De acordo com o que foi informado pelas forças britânicas nas ilhas do Atlântico Sul, o uso dos drones FPV ocorreu no contexto do exercício Cape Upholder, atividade da qual participaram militares do 4.º Batalhão do Regimento de Paraquedistas (4 PARA). “…Esta fase final reunió resistencia, trabajo en equipo y adaptabilidad, características distintivas de los altos estándares que han mantenido durante su despliegue…”, detalhou a força de ocupação britânica em sua publicação nas redes sociais.
Na imagem, é possível identificar um drone FPV semelhante aos que vêm sendo usados no conflito da Ucrânia, já que não se trata de uma versão comercial, mas da configuração clássica adotada por veículos aéreos não tripulados montados conforme a necessidade do usuário: carcaça, motores, baterias, antenas e outros componentes.
Embora a fotografia não esteja completamente nítida, dá para perceber, na parte inferior do drone FPV britânico, o que aparenta ser uma carga, que poderia corresponder a um projétil lançável ou a um projétil do tipo HEAT. Esse tipo de configuração, principalmente a variante “kamikaze”, está entre as mais comuns no conflito ucraniano.
Depois das experiências acumuladas na Ucrânia e, em menor escala, no Oriente Médio, a entrada em serviço e o emprego de drones FPV não deveriam causar surpresa. Ainda assim, muitas Forças Armadas têm demonstrado uma lentidão excessiva para adotar um sistema utilizado diariamente pelas forças da Ucrânia e da Rússia, com resultados amplamente comprovados.

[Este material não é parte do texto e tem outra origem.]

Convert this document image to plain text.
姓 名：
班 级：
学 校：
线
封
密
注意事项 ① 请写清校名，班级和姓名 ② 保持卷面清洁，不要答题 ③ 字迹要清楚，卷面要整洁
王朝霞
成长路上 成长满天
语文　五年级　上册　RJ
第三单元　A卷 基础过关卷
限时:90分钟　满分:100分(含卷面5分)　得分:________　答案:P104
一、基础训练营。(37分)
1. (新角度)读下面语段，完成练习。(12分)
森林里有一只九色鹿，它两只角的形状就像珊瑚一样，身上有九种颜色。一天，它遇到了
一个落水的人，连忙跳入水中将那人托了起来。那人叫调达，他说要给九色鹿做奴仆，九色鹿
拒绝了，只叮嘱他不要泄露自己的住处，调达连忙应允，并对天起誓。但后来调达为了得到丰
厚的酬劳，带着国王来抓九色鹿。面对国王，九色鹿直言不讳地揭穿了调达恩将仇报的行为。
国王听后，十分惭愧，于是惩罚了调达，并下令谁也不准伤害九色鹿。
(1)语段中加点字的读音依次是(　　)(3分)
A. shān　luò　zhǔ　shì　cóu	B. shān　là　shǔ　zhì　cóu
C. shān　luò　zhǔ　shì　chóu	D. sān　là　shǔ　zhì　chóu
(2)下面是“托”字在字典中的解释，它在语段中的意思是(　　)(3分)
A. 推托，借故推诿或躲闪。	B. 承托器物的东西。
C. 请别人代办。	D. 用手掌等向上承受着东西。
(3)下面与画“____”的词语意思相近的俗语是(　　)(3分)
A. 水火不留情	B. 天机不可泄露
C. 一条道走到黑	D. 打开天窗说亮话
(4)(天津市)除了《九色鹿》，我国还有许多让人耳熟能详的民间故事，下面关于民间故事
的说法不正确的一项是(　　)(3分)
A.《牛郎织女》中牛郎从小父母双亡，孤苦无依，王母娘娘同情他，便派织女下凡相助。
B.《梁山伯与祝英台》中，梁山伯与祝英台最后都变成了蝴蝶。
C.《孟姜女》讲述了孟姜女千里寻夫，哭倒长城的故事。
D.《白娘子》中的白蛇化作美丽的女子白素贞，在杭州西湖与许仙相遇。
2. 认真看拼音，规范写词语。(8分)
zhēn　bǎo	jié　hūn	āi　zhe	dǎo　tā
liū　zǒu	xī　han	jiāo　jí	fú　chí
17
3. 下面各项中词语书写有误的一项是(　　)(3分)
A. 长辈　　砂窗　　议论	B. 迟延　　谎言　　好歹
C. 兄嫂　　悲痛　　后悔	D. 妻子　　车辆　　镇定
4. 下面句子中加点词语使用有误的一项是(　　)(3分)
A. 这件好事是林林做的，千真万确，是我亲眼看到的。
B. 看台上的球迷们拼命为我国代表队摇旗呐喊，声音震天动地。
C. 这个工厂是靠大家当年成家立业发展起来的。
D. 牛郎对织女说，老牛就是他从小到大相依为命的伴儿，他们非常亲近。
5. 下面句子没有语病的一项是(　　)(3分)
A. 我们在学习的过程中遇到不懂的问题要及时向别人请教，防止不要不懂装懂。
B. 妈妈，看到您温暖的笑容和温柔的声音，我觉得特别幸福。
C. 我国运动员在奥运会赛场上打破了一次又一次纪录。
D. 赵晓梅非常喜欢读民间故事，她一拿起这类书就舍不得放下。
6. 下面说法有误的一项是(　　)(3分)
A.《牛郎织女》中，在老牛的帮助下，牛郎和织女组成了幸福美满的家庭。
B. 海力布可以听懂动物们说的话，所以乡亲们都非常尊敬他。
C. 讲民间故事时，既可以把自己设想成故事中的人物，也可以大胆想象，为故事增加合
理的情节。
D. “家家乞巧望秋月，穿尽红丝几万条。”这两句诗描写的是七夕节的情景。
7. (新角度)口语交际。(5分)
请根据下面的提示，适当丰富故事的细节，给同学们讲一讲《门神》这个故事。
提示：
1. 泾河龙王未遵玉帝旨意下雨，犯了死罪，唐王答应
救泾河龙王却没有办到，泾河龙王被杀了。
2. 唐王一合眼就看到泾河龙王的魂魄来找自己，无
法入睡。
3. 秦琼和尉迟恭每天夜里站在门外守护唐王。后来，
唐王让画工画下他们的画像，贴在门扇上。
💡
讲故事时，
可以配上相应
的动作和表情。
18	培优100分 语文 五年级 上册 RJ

Em geral, esse nicho costuma ser ocupado por projetos propostos por diversos fabricantes, o que tende a elevar os custos de aquisição por se tratar de sistemas complexos, mas com capacidades limitadas pela falta de experiência. Os campos de batalha ucranianos já mostraram, mais de uma vez, o fracasso de sistemas classificados como revolucionários ou altamente tecnificados.
As Forças Armadas da Ucrânia e da Rússia vêm demonstrando que soluções mais econômicas, como os drones FPV, se tornaram ferramentas vitais no campo de batalha moderno. Algo que as forças britânicas nas Malvinas parecem ter levado em consideração ao incorporá-los como material de dotação.